# Cap'n Eddie



## Fsyxxx (Feb 26, 2015)

dont know if any of y'all folks are curious but I try and look in on the faceplace page that was set up for us to check on his status. He went home and is able to walk with only a cane. Pretty incredible considering where he was. I've met him a couple of times and he is a stand up guy. I've probably learned more from him than anyone else on YT. I love that his shop is always a mess, let's me know he actually uses it!

Reactions: Like 5


----------



## Tclem (Feb 26, 2015)

Yeah he is. He was president of the club I use to it try to make meeting in Louisiana


----------



## Fsyxxx (Feb 26, 2015)

Tclem said:


> Yeah he is. He was president of the club I use to it try to make meeting in Louisiana


i guess you've seen lathezilla in action then? cool....

Reactions: Like 1


----------



## SENC (Feb 26, 2015)

Huh?


----------



## SENC (Feb 26, 2015)

Tclem said:


> Yeah he is. He was president of the club I use to it try to make meeting in Louisiana



Huh?


----------



## Tclem (Feb 26, 2015)

SENC said:


> Huh?


Let me Interpert He was the president of the woodturning club in Louisiana that I use to go to the meeting so I have watched him turn several times Ahhhhhhhh


----------



## Kevin (Feb 26, 2015)

Cap'n Eddie is every woodturner's favorite uncle.

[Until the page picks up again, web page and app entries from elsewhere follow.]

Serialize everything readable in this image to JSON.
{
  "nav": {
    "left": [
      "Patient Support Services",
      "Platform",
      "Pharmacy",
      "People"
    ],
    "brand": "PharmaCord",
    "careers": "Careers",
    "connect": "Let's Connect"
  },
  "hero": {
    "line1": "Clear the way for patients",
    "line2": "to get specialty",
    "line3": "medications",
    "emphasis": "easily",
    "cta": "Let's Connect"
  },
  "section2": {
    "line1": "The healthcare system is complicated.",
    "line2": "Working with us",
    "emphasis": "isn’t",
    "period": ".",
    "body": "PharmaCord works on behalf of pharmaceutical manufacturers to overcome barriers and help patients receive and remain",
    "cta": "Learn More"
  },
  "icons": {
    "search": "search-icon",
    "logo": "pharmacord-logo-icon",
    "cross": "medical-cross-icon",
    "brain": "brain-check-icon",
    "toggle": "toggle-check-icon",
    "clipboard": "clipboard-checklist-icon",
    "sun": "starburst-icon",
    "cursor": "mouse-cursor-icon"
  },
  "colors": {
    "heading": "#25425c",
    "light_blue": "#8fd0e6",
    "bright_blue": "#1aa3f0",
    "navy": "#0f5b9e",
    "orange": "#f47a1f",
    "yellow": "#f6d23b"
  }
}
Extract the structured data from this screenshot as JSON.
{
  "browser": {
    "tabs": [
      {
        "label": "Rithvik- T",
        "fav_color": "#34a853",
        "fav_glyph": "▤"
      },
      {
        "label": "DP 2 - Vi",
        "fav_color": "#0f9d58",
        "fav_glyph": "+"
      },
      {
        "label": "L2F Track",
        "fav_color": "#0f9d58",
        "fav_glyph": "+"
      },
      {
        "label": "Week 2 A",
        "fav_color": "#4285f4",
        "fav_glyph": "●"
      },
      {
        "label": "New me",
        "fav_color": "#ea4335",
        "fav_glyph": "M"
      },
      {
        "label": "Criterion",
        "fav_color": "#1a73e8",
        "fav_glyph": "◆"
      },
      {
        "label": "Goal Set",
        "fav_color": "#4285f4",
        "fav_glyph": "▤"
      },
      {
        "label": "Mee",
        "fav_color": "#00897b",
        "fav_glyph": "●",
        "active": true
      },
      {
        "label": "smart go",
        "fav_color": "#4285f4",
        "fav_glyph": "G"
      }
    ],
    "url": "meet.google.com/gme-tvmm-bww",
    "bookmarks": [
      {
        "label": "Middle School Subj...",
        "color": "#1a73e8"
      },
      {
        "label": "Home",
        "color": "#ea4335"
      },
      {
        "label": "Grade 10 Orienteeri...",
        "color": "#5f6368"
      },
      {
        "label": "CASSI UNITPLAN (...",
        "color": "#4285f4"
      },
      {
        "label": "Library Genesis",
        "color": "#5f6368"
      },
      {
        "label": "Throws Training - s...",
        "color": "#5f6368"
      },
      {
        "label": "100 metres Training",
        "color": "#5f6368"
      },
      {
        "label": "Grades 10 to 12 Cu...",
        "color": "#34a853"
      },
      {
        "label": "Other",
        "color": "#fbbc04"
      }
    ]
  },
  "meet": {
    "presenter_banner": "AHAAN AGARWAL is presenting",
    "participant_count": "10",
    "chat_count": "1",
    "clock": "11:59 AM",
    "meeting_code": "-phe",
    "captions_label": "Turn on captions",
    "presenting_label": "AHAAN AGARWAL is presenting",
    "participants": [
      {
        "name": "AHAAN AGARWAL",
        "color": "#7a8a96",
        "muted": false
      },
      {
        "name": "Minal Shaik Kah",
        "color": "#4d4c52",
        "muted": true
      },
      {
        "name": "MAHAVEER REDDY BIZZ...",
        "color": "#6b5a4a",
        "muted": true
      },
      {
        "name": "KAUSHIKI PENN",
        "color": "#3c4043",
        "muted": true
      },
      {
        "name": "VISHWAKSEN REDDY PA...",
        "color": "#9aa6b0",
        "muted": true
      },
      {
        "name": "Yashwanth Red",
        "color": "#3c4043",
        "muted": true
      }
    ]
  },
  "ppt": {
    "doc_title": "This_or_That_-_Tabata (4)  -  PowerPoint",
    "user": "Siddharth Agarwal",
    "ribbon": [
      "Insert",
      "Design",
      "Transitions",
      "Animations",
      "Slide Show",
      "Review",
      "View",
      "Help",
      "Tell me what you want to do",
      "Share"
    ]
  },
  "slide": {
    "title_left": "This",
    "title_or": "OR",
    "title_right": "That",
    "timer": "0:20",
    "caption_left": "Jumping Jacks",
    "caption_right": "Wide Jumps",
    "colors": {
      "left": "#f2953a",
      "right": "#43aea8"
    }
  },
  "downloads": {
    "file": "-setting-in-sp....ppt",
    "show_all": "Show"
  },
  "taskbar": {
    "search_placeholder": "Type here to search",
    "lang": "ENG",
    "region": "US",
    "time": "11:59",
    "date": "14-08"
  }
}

I just love the guy.

Reactions: Agree 2


----------



## Sprung (Mar 12, 2015)

The Cap'n just posted a video!

Reactions: Like 1 | Way Cool 3


----------



## Fsyxxx (Mar 13, 2015)

Just came home from 13 hour day to see this at the top of the queu. How very cool. That's really amazing, really made my day!

Reactions: Agree 1


----------



## Final Strut (Mar 13, 2015)

Thanks for posting that link. Cap'n Eddie is a source of knowledge and inspiration for many and it is good to see him making a good comeback.


----------



## fredito (Mar 15, 2015)

Glad he is doing better. Watching his videos convinced me to buy a lathe. He has had a long road the past 6 months and it's nice to see him back


----------